Let $(z_r)$ be a sequence of complex numbers and let $(\alpha_r)$ be real numbers with the property that $\|\alpha_r - \alpha_s\| \geq \delta > 0$ if $r \neq s$, where for $k \in \mathbb{R}$, $\|k\|$ denotes the distance from $k$ to the nearest integer.
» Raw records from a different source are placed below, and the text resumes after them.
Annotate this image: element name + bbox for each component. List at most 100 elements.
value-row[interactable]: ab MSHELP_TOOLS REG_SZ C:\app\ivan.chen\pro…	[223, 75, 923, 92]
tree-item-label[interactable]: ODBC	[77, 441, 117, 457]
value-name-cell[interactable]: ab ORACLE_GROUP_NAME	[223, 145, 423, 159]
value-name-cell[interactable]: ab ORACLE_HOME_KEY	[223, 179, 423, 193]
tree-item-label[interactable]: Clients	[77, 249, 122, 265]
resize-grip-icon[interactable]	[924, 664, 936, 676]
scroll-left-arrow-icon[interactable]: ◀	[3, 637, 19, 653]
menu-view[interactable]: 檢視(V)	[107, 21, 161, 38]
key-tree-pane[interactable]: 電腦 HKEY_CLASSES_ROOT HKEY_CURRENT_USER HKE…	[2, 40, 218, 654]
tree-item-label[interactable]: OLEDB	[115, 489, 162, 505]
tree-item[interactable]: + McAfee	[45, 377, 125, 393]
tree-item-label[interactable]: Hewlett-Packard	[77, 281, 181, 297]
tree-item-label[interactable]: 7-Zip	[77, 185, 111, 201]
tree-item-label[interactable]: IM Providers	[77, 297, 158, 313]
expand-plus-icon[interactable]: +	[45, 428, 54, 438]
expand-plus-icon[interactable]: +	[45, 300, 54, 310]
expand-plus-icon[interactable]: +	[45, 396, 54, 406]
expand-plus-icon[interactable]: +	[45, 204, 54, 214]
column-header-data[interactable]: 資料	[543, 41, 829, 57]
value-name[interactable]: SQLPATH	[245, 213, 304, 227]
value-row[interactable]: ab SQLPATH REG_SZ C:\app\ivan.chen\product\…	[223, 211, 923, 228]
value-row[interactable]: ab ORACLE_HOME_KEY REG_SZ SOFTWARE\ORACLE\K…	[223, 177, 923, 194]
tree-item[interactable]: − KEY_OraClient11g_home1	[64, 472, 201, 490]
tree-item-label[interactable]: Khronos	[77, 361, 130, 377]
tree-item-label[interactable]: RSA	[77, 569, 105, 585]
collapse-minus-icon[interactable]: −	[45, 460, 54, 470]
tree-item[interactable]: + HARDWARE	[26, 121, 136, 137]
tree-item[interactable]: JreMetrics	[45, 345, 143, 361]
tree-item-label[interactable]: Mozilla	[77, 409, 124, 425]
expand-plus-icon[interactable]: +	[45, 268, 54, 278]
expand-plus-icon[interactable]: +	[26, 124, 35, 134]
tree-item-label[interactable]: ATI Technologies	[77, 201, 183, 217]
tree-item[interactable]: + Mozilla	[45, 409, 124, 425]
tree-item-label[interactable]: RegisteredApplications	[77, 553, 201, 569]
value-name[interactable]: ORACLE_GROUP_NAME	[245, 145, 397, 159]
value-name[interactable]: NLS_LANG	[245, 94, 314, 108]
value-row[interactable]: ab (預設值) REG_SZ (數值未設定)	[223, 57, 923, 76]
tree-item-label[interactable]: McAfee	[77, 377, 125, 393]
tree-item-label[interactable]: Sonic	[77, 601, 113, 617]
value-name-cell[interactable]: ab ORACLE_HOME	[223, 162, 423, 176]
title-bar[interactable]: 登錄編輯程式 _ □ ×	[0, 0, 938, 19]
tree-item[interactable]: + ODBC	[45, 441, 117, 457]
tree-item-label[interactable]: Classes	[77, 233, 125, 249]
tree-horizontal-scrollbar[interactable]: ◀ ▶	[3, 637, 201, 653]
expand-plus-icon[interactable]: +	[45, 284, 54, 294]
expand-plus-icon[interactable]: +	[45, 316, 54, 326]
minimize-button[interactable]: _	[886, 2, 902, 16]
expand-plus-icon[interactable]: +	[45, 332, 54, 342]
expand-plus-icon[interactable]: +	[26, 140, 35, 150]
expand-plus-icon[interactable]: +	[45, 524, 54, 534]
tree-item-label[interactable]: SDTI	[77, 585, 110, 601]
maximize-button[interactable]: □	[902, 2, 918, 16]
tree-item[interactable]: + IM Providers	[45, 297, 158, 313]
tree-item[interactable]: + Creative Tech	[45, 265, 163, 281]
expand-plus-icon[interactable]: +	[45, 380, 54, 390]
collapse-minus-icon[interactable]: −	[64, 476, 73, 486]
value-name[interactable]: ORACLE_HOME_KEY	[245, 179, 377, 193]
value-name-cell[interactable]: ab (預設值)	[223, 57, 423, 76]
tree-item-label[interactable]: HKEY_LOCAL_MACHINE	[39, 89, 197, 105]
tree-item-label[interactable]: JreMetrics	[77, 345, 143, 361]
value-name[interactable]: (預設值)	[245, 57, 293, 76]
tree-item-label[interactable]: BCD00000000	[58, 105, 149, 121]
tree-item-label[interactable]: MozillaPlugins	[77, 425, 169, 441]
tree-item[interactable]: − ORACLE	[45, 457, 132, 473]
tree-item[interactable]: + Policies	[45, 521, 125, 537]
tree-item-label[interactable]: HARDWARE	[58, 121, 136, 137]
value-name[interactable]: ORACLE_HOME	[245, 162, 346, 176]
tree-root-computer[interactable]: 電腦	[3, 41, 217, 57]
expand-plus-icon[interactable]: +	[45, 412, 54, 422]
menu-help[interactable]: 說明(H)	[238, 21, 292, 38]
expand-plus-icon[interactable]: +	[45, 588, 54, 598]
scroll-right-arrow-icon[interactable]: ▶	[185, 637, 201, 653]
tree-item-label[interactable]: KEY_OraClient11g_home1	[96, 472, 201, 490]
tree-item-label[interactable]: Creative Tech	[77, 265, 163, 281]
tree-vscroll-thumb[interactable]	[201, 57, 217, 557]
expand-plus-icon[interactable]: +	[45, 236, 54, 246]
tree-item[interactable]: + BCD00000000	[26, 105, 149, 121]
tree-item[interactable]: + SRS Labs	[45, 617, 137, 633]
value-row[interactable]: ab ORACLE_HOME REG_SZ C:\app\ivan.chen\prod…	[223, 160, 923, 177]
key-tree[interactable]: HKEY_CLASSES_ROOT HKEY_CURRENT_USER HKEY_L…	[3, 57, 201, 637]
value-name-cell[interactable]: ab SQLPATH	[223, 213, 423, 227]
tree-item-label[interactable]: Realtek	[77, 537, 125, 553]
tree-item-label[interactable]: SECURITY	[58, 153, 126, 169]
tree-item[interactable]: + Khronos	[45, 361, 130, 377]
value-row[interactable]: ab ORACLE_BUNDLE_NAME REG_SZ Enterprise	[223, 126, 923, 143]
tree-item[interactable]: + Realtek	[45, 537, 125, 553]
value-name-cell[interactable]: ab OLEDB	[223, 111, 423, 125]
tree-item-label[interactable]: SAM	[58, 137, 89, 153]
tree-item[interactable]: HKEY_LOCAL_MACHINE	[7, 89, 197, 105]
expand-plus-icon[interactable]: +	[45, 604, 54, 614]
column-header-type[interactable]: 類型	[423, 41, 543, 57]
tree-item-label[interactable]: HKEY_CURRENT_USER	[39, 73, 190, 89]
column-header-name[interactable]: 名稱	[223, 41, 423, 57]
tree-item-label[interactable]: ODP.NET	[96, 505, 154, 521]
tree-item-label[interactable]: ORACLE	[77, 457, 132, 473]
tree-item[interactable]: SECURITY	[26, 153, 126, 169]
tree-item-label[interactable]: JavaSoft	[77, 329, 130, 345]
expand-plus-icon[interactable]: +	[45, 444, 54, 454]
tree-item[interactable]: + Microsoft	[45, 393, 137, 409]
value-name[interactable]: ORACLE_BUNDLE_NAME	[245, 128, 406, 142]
Montgomery and Vaughan proved (see for instance https://en.wikipedia.org/wiki/Hilbert%27s_inequality) that $$ \left|\sum_{\substack{r,s \\ r \neq s}} \dfrac{z_r\overline{z_s}}{\sin \pi (\alpha_r - \alpha_s)}\right| \leq \delta^{-1} \sum_{r}|z_r|^2. $$
Question: Supposing we replace the $z_r\overline{z_s}$ above with a more general $f(s,r)\overline{f(r,s)}$ with $f : \mathbb{Z}\times \mathbb{Z} \to \mathbb{C}$, can we prove (or is it known) or disprove that $$ \left|\sum_{\substack{r,s \\ r \neq s}} \dfrac{f(s,r)\overline{f(r,s)}}{\sin \pi (\alpha_r - \alpha_s)}\right| \leq \delta^{-1} \sum_{r}|f(r,r)|^2. $$ Thanks!